The sequence of play is mildly interesting. Each player receives political and economic cards to start and can acquire more through conquest or stealing them with the right political card. Each player also receives money and oil. Money can purchase more units. Oil is neded for each action. The first action in the turn costs one oil, the second two, etc. Since you start with 30 oil, oil supply is a big constraint on action. An action may be to play political cards to try to steal stuff or change political alignment of neutral areas, try a diplomatic blitz to acquire minor allies, attack neutral or opponents' territories or purchase units, in no set order.

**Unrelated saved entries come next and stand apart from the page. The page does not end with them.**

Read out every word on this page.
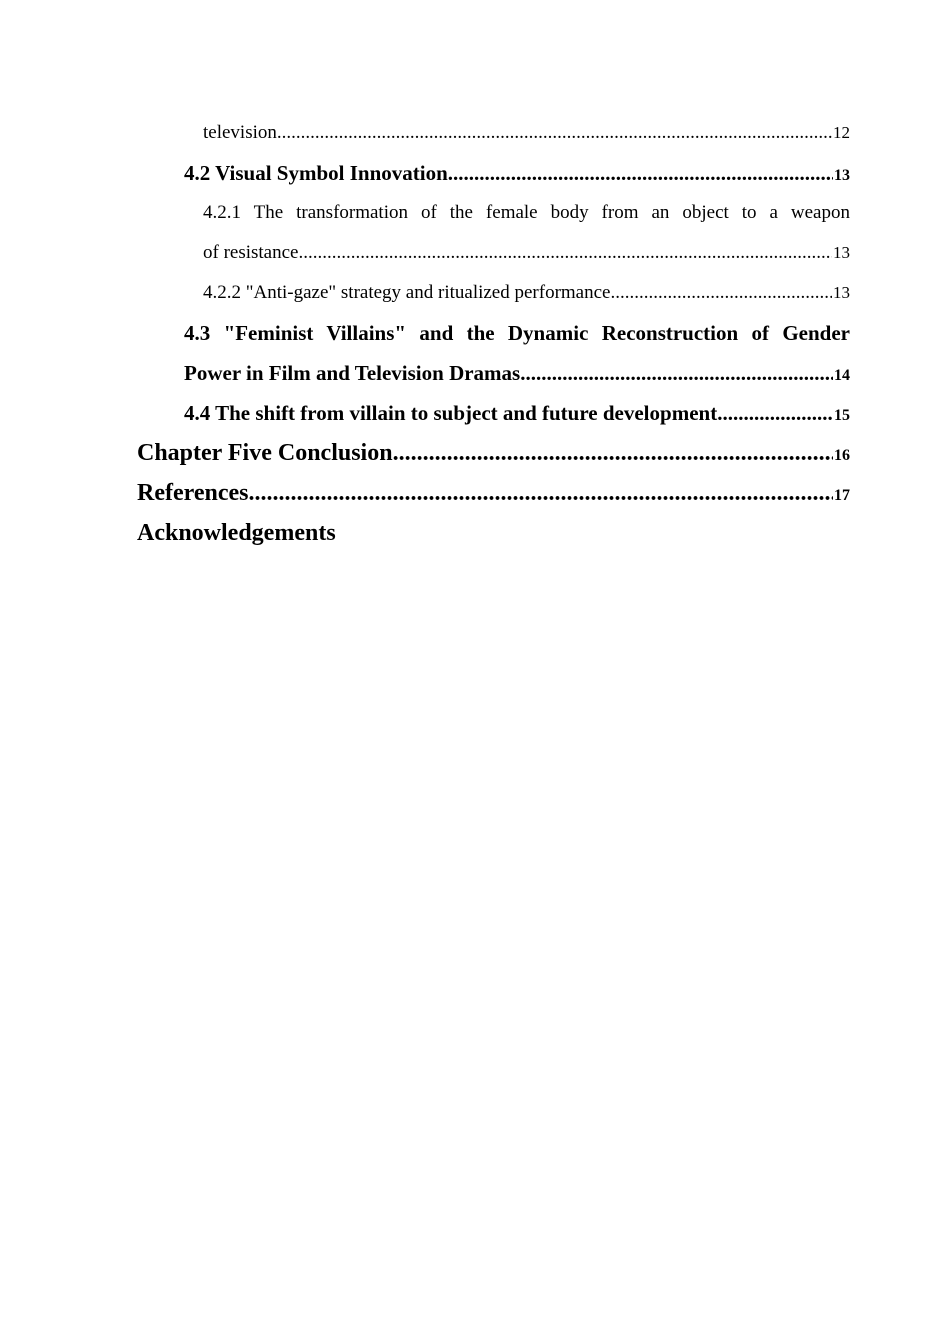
television .....	12
4.2 Visual Symbol Innovation .....	13
4.2.1 The transformation of the female body from an object to a weapon
of resistance .....	13
4.2.2 "Anti-gaze" strategy and ritualized performance .....	13
4.3 "Feminist Villains" and the Dynamic Reconstruction of Gender
Power in Film and Television Dramas .....	14
4.4 The shift from villain to subject and future development .....	15
Chapter Five Conclusion .....	16
References .....	17
Acknowledgements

Attacking is more similar to Battle Cry than Axis & Allies. You roll dice with symbols for various units, and if they correspond to what you are using to attack, you hit something. Defender rolls first, but attacker may reinforce and keep going if he has units to do it. You can continue each action phase as long as you want (exception for diplomatic blitz, if you lose one, you stop or pay to start again) and repeat actions if you wish, as long as you have oil to spend. It is a turn-based system so there is a lot of down time while others are taking their turns, unless they are attacking you.

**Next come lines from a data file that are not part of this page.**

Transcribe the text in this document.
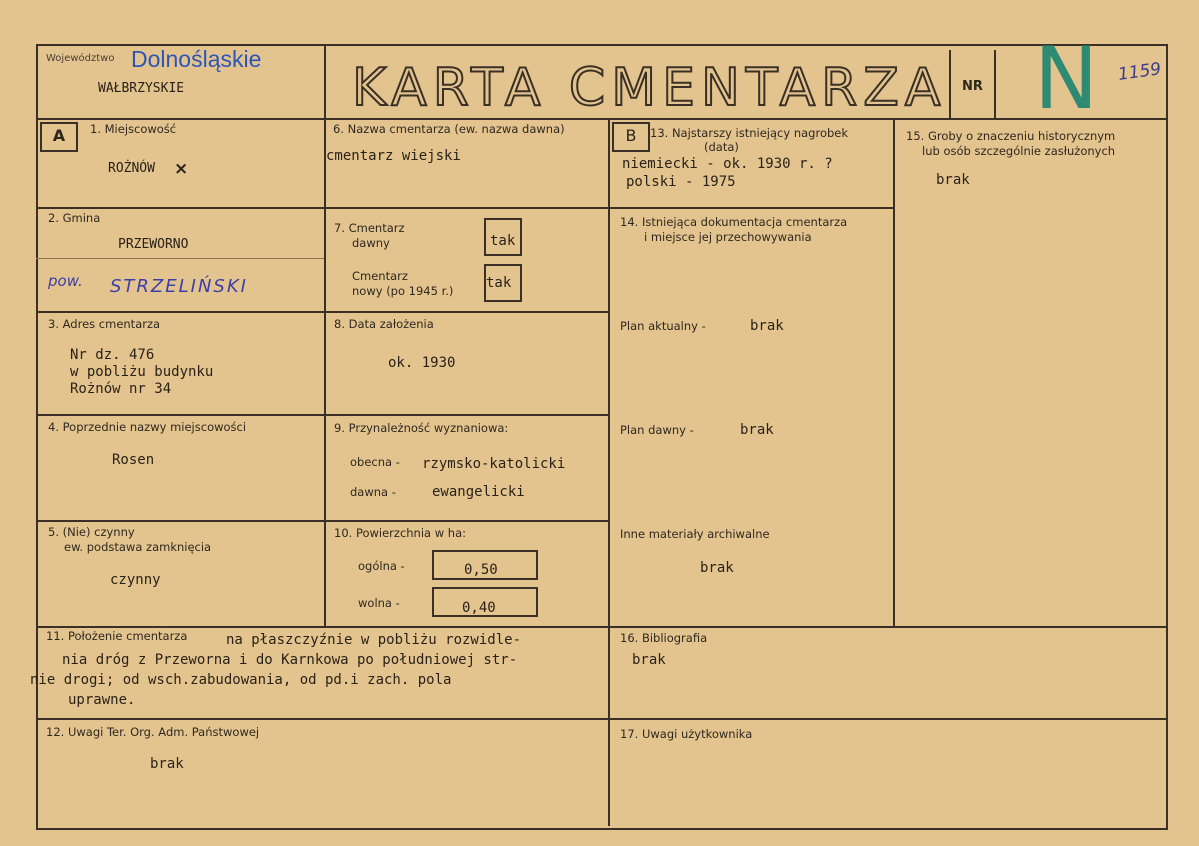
Województwo Dolnośląskie
WAŁBRZYSKIE	KARTA CMENTARZA NR N 1159
A	B
1. Miejscowość
ROŻNÓW ×
2. Gmina
PRZEWORNO
pow. STRZELIŃSKI
3. Adres cmentarza
Nr dz. 476
w pobliżu budynku
Rożnów nr 34
4. Poprzednie nazwy miejscowości
Rosen
5. (Nie) czynny
ew. podstawa zamknięcia
czynny
6. Nazwa cmentarza (ew. nazwa dawna)
cmentarz wiejski
7. Cmentarz
dawny	tak
Cmentarz
nowy (po 1945 r.) tak
8. Data założenia
ok. 1930
9. Przynależność wyznaniowa:
obecna - rzymsko-katolicki
dawna -	ewangelicki
10. Powierzchnia w ha:
ogólna -	0,50
wolna -	0,40
11. Położenie cmentarza	na płaszczyźnie w pobliżu rozwidle-
nia dróg z Przeworna i do Karnkowa po południowej str-
nie drogi; od wsch.zabudowania, od pd.i zach. pola
uprawne.
12. Uwagi Ter. Org. Adm. Państwowej
brak
13. Najstarszy istniejący nagrobek
(data)
niemiecki - ok. 1930 r. ?
polski - 1975
14. Istniejąca dokumentacja cmentarza
i miejsce jej przechowywania
Plan aktualny -	brak
Plan dawny -	brak
Inne materiały archiwalne
brak
15. Groby o znaczeniu historycznym
lub osób szczególnie zasłużonych
brak
16. Bibliografia
brak
17. Uwagi użytkownika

At the end of the turn, everybody turns in economic cards for more oil and money and a new round starts. First impulse rotates, so the player who went first in the previous turn goes last in the next. The game is over when 13 political cards bearing eagles have been played. Those are the heavy duty political cards that can flip territories from one side to another and do other important things. At the end everybody totals up their points and sets up a more interesting game. I give this game a "C" at best. I am not an Axis & Allies fan or a miniatures player but either one is more fun than this snoozer.

Posted by Louis Manios at November 10, 2003 07:09 PM
Comments

It might be a useful review-- save for the first sentence.

Why write a review of a game you've only played one turn on?

Posted by: kevin duke at February 23, 2004 03:26 PM

Kevin, you'd be suprised what you can learn about a game after one playing. The most important being; Do I really want to play it again?